When he arrived in the ER, he was in a bad shape. His blood pressure was low and his heart was racing fast. They put an IV line and started to infuse him with IV fluids. His blood pressure improved after the fluid but his heart was still racing. He was still having some discomfort in his stomach. As they were planning to do more tests, he told the doctors that he had noticed somewhat unusual bowel movement the night before. He told them he had a black tarry stool the other night. As soon as he mentioned that, the ER doctor was immediately worried about a bleeding ulcer. The ER doctor diagnosed him as possible bleeding ulcer and sent him to ICU.
In the ICU, I treated the patient after consulting with a specialist who specializes in conditions like bleeding ulcer in the gastrointestinal tract. We checked his blood count and he was severely anemic from the bleeding. We transfused a total of six units of blood. We started him on an IV medication to help prevent further bleeding. After his blood pressure stabilized, he had an upper endoscopy done. It was a thin long tube with camera. They passed it down his mouth into his stomach to see what exactly was going on inside the stomach. They found two separate patches of bleeding ulcer. They stopped the bleeding.

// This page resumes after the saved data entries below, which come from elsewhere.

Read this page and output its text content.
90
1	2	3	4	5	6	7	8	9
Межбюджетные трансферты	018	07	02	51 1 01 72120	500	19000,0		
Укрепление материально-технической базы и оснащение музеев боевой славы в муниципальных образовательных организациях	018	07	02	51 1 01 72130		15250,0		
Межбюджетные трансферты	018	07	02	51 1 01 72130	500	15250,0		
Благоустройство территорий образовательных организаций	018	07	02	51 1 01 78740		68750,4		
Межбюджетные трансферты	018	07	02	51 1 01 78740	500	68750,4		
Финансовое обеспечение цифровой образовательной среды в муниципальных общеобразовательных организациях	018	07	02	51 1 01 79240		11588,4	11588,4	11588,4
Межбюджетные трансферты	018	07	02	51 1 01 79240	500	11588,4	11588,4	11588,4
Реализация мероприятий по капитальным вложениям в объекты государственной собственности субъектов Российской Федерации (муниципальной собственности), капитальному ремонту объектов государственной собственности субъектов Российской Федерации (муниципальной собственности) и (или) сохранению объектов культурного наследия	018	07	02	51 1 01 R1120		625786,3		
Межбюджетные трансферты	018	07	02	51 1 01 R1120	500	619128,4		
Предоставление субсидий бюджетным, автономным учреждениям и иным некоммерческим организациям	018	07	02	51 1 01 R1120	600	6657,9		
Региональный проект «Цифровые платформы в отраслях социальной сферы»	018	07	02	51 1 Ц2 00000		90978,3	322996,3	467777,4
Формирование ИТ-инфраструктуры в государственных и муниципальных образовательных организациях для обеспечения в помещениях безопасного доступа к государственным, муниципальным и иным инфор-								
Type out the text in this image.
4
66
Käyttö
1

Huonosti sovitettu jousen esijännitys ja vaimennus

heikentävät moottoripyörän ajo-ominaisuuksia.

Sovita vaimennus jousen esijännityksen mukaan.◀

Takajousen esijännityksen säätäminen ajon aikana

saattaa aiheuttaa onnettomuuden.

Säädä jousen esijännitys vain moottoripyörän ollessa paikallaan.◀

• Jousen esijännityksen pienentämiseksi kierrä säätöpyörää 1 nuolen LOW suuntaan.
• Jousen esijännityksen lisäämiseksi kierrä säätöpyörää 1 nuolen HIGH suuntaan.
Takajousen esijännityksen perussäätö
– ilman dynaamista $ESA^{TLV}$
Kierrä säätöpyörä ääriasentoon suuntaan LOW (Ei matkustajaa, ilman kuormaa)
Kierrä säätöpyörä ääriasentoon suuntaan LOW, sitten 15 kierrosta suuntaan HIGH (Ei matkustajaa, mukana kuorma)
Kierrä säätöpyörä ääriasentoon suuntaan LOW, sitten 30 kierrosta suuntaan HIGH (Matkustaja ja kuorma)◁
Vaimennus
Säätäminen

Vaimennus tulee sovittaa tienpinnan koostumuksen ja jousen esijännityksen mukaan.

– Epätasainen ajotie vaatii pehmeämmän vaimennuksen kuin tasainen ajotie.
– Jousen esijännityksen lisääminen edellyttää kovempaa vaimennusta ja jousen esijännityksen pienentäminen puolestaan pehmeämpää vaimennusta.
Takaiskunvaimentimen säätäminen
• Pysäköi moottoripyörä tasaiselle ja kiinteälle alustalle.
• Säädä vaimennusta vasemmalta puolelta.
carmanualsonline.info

He felt better the next day and remained stable.
In this patient, the bleeding ulcer was caused by the arthritis medication. A class of medication very useful in treating arthritis and other painful conditions called NSAIDs(non-steroidal anti-inflammatory drugs) are known to cause bleeding ulcers in some patients. It is very hard to predict who might develop the bleeding ulcer. Once a patient has developed bleeding ulcer after taking this class of medicine, they should not take those medications again. Common examples of NSAIDs that can cause bleeding ulcers are ibuprofen, naproxen, indomethacin and several other medications in the same class.
I hope the story of Mr K helped you understand more about bleeding ulcer symptoms.